The Salt Lake Tribune
07/01/2000 


Experts Back Weitzel Morphine Use 
Doctors, pharmacist say doses didn't kill Davis County 
psychiatrist's patients

FARMINGTON -- The morphine psychiatrist Robert Allen Weitzel 
allegedly used to kill five elderly patients actually was beneficial 
to them, defense experts testified Friday.
Three witnesses -- all from Weitzel's home state of Texas -- said 
that based on their reviews of the patients' medical records, they 
categorically denied morphine had anything to do with the five 
deaths.
"They did not die a morphine-induced death," testified C. 
Stratton Hill Jr., a physician on the faculty of the University of 
Texas and a pain management specialist. "These are not lethal 
doses."
Weitzel, 44, is standing trial in 2nd District Court on five 
charges of first-degree felony murder, each count punishable by up 
to life in prison.
Weitzel claims he was providing "comfort care" to patients who 
suddenly began dying from complications of old age. The five were 
sent to Weitzel's geriatric/psychiatric unit at the Davis Hospital 
and Medical Center in Layton for treatment of loud and combative 
behavior associated with senile dementia.
But prosecutors allege Weitzel murdered the five -- who all died 
in a 16-day period beginning in December 1995 -- by prescribing 
various sedative drugs that weakened them, then following those 
drugs with lethal doses of morphine.
The patients were Ennis Alldredge, 85; Ellen B. Anderson, 91; 
Mary R. Crane, 72; Judith Larsen, 93; and Lydia M. Smith, 90.

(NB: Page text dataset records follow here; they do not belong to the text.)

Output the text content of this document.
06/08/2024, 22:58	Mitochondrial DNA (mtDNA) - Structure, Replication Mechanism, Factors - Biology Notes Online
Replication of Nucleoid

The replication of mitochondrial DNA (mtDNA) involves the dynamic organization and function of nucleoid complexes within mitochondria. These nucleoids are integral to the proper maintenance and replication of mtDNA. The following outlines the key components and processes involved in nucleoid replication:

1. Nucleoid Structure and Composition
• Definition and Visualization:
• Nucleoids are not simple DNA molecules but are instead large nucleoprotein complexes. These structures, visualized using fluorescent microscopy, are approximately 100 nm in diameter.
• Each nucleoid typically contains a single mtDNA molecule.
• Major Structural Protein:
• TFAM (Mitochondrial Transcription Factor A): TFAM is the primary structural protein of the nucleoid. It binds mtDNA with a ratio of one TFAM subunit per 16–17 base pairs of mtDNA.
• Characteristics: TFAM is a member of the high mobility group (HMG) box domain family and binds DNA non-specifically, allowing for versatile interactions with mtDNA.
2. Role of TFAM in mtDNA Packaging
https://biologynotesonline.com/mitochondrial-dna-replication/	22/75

Hill said morphine can kill by switching off the portion of the 
brain that controls breathing. But he said breathing patterns in 
such deaths are clearly identifiable by a gradual decrease in 
respiration rate.
Respiration rates in the five alleged victims, however, "remained 
pretty constant throughout" their time on Weitzel's unit, Hill said. 
In fact, he added, increases in some patients' respiration rates 
toward the end of their lives indicate the morphine was producing 
the desired effect of allowing them to breathe easier.
Joe Cannon Jr., a family practitioner who recently worked with 
Weitzel at a Matagorda Hospital geriatric/psychiatric unit in Bay 
City, Texas, testified Weitzel's use of morphine was "entirely 
appropriate."
"A doctor has a duty to alleviate pain, suffering and 
restlessness . . . and morphine is still the best pain reliever 
available," Cannon testified. "It also produces a feeling of 
well-being in patients who may be suffering anxiety or fear." 
Robert Supernaw, a professor at Texas Tech's school of pharmacy 
in Amarillo, Texas, and editor-in-chief of the American Journal of 
Pain Management, testified that none of the five deaths was related 
to the morphine doses. To reach that conclusion, Supernaw said he 
plotted the peak effect of morphine doses against the patients' 
times of death.
While drawing graphs for the jury, he explained that the patients 
either died long after any harmful effects of the morphine would 
have dissipated, or that they were given doses too low to adversely 
affect their breathing.
He added that the sedating effects of other drugs given to the 
patients would also have disappeared by the time they died.
Supernaw said the round-the-clock morphine doses that Weitzel 
ordered in some cases were "desirable" to maintain constant pain 
relief. "We try to minimize the peak and troughs to keep a patient 
pain-free," Supernaw said.
On cross-examination, Supernaw -- a pharmacist, not a medical 
doctor -- conceded he was not qualified to assess how the patients' 
medical conditions and advanced age would affect their ability to 
cope with morphine and other sedating drugs.
Supernaw also acknowledged he had taken into account only those 
drugs given in the 48 to 72 hours prior to the patients' deaths.
Prosecutor Charlene Barlow noted that some patients were given 
multiple sedatives for weeks before Weitzel began prescribing 
morphine.
Weitzel's trial resumes Wednesday in 2nd District Court.